Tânia Marchezin disse...

Eu particularmente não acredito, tenho a mim por exemplo. O que eu consumia há 1 ano atrás, hoje é impossível, pois o meu salário não acompanhou a inflação.

Moura disse...

Pois é amigo Catarino, concordo com minha amiga Tânia, mas o que mais dói é ouvir que muitos são considerados ricos pelo IBGE e outros órgãos de estatísticas, como pode um cidadão que ganha cerca de R$ 1.064,00 (2.56 salários mínimo) ser considerado rico?
Só aqui mesmo no Brasil, eu louvo a DEUS por ser Brasileiro, no entanto é vergonhoso ver alguns políticos aumentando seus próprios salários (de forma abusiva e sem parâmetro - Dona Yeda C. passa de R$ 7K para R$ 17K, um aumento de mais de 145%) e nós pobres mortais temos que nos contentar com R$ 1.064,00 e ainda ser considerado rico, com dissídios coletivos (anuais) que não passam de 7%.
Muito bom este post, parabéns!
Saúde e sucesso!
Moura
http://meioambiente.blogomoura.com

Anônimo disse...

Se o salario mínimo fosse 1000 reais já estava bom.

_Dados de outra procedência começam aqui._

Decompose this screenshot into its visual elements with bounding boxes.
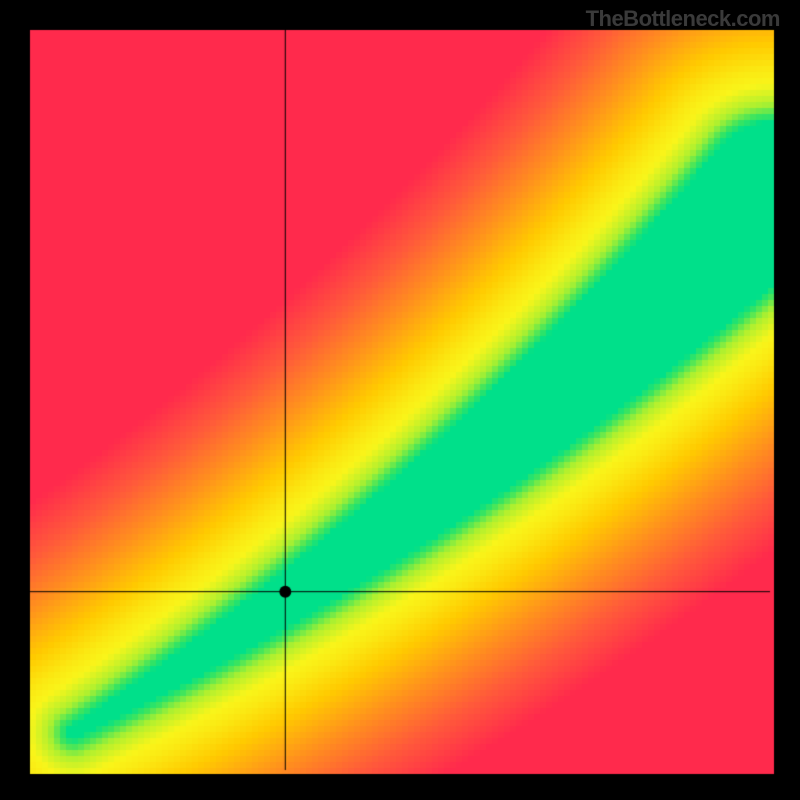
root: TheBottleneck.com <box>0 0 800 800</box>
heatmap-canvas <box>0 0 800 800</box>
watermark-text: TheBottleneck.com <box>586 6 780 32</box>
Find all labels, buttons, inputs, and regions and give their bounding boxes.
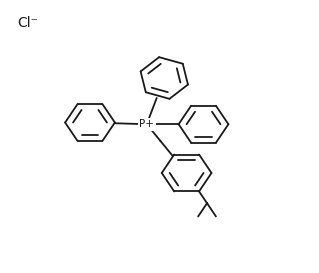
Text: Cl⁻: Cl⁻ xyxy=(18,16,39,30)
Text: P+: P+ xyxy=(139,119,154,129)
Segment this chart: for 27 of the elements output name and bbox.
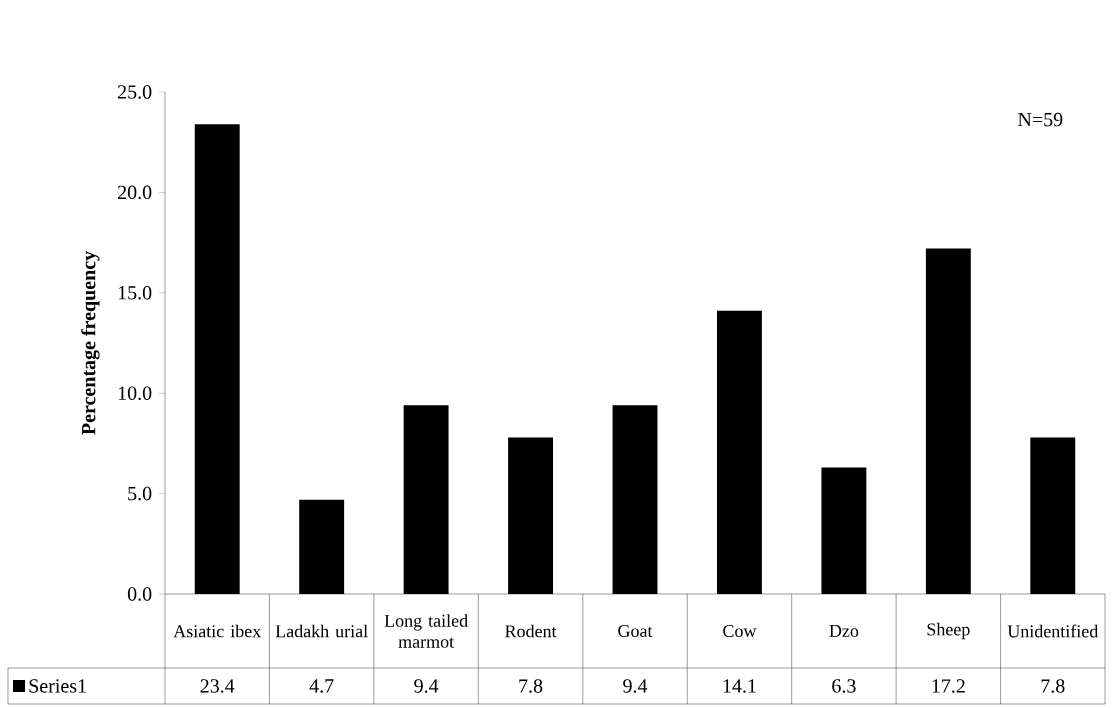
x-tick-label: Long tailed marmot bbox=[384, 614, 468, 648]
x-tick-label: Unidentified bbox=[1007, 624, 1099, 638]
x-tick-label: Rodent bbox=[505, 624, 557, 638]
annotation: N=59 bbox=[1018, 112, 1063, 127]
y-tick-label: 15.0 bbox=[118, 286, 152, 300]
y-tick-label: 5.0 bbox=[128, 486, 152, 501]
x-tick-label: Sheep bbox=[927, 622, 970, 640]
data-label: 23.4 bbox=[200, 679, 235, 693]
x-tick-label: Cow bbox=[723, 624, 757, 638]
y-tick-label: 10.0 bbox=[118, 386, 152, 400]
x-tick-label: Asiatic ibex bbox=[173, 624, 261, 638]
x-tick-label: Dzo bbox=[829, 625, 859, 637]
x-tick-label: Ladakh urial bbox=[275, 624, 368, 638]
data-label: 7.8 bbox=[1041, 679, 1065, 693]
x-tick-label: Goat bbox=[618, 624, 653, 638]
data-label: 17.2 bbox=[932, 679, 965, 693]
y-tick-label: 20.0 bbox=[118, 185, 152, 200]
data-label: 14.1 bbox=[723, 679, 756, 693]
y-tick-label: 25.0 bbox=[118, 85, 152, 99]
data-label: 9.4 bbox=[623, 679, 648, 693]
legend-label: Series1 bbox=[29, 679, 86, 693]
data-label: 9.4 bbox=[414, 679, 439, 693]
data-label: 7.8 bbox=[519, 679, 543, 693]
data-label: 4.7 bbox=[309, 679, 334, 693]
y-tick-label: 0.0 bbox=[127, 587, 152, 601]
data-label: 6.3 bbox=[832, 679, 856, 693]
y-axis-title: Percentage frequency bbox=[81, 251, 100, 435]
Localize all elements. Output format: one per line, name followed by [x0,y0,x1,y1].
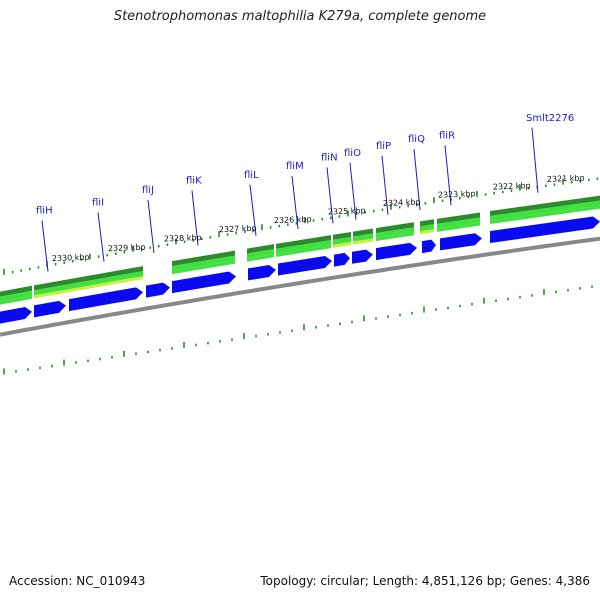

Rico só é rico mesmo, se ele tiver uma fonte confiavel de lucro, ter algum luxo e algumas propriedades caras, e mais um dinheiro guardado de pelo menos 500 mil.

Média é quem ganha de 3 a 10 mil reais que tem uma casa própria, estabilidade e carro na garagem. E alguns superfluos, como viagem, roupas, etc.

Média alta é quem ganha acima de 10 mil, tem pelos menos 2 imóveis, um dinheiro guardado, 50 mil pelo menos e um carro bonzinho. E que tem poder para manter um bom padrão na sociedade.

Pobre é aquele que ganha menos de 1500, paga aluguel, tem família para sustentar e as vezes pega dinheiro emprestado.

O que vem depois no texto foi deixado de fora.